Most earlywood truss bridges were simple Kingpost or Queenpost trusses, which were easy to fabricate and erect and could be used for crossings up to around 50 feet in length. For wider crossings, these trusses were constructed in a series, supported by masonry piers or cribbing between the spans. Almost all of the authentic wooden truss-covered bridges still standing in New York State are over one hundred years old. The Empire State's oldest covered bridge is the Hyde Hall covered bridge in Glimmerglass State Park at the north end of Otsego Lake. The date of construction is ca. 1825.
In the early eighteen hundreds, Major Salmon Wheat was credited with building the first covered bridge in New York State. It was a rugged arched span that crossed the Neversink River at Bridgeville in Sullivan County. Completed in 1807, it was in continuous use for over one hundred years before it was eventually removed in 1917.
In 1804, a sawmill owner named Theodore Burr invented a truss that is known as a Burr Truss. Patented that same year, the truss consists of a simple parallel chord truss and a wooden arch. At Waterford, N.Y., Theodore Burr’s four-span eight-hundred-foot wooden arch bridge was the first to be erected across the Hudson River.
Today in New York State, almost all wooden truss designs are represented. Although a few additional replicas have been erected in recent years, only twenty-three Empire state covered bridges are considered Historic Authentic examples. Theodore Burr’s arch truss design is represented in the Hyde Hall, Salisbury Center, and Perrine's bridges. William Howe’s truss design is evident in the Jay, Buskirks, and Rexleigh bridges. Colonel Steven Long’s truss design is used in the construction of the Downsville and Hamden bridges. Itiel Town’s lattice truss design bridges are the most prevalent in New York today. This truss design is used in the Beaverkill, Bendo, Lower Shavertown, Eagleville, Fitches, Grants Mills, Halls Mill, Newfield, Shushan, Van Tran Flat, and Olive/Turnwood bridges. The Copeland Bridge uses a Queenpost truss design, and the Tappen and Forge bridges incorporate the Kingpost truss design. The shortest Historic covered bridge in the state is the Forge covered bridge at 27 feet long. Since the Blenheim Bridge was lost in 2011, the longest covered bridge in the state is now the Jay Bridge at 175 feet in length.

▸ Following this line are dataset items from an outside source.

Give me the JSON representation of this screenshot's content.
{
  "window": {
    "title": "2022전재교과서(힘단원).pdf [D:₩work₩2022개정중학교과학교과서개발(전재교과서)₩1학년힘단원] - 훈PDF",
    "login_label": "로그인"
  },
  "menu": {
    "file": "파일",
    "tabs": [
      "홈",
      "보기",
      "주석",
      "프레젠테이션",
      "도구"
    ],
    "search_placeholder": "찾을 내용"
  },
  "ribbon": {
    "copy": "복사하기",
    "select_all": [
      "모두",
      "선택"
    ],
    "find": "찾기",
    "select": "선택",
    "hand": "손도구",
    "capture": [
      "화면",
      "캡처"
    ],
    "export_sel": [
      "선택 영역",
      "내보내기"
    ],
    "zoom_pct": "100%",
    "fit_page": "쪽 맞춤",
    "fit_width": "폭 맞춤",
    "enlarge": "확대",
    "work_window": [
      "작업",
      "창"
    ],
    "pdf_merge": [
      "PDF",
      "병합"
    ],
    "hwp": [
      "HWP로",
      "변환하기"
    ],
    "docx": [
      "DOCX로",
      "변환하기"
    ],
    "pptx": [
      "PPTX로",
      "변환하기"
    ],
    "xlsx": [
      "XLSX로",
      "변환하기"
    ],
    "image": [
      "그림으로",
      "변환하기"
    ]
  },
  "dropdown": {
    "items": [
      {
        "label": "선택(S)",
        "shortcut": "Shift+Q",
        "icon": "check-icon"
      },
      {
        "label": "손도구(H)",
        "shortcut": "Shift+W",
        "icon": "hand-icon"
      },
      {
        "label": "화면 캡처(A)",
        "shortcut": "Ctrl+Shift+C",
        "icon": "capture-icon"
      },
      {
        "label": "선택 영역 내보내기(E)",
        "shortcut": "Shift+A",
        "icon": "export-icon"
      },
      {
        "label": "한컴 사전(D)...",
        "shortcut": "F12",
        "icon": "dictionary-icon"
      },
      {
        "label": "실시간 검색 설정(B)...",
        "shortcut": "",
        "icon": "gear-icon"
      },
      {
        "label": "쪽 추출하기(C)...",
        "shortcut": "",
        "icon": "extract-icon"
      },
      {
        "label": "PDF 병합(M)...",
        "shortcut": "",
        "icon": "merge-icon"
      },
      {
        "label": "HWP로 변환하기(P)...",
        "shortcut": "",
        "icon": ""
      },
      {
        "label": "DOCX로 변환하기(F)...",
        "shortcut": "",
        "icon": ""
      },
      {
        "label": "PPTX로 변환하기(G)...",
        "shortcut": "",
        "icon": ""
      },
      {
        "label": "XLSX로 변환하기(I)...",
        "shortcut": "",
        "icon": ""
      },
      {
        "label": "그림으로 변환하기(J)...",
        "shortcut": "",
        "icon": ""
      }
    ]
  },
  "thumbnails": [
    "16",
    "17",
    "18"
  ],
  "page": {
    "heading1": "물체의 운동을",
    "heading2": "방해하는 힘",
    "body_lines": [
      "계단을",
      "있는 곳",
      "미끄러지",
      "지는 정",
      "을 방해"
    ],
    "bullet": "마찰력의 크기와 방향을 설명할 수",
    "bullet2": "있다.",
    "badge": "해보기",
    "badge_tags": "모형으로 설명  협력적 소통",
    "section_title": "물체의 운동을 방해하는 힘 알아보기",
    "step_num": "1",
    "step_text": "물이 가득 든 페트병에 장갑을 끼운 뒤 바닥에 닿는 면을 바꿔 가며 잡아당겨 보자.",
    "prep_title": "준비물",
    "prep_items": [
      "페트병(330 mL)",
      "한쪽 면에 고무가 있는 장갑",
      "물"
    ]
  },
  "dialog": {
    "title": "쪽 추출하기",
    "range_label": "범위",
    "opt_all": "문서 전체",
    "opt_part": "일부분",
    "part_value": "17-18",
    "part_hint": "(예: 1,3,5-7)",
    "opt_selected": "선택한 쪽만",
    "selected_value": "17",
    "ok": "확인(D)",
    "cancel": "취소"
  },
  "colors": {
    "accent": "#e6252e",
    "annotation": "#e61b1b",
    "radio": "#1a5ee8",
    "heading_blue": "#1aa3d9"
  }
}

Wooden truss bridges at one time were numerous throughout the Empire State. Today, only 22 of these survivors of an era long since gone are still present. Fifteen of these covered wooden spans continue to serve in the capacity for which they were intended. The rest are either by-passed and preserved to some degree, or stand on private property. These testimonials of fine woodworking craftsmanship are a rare sight indeed. They should be preserved for future generations to appreciate.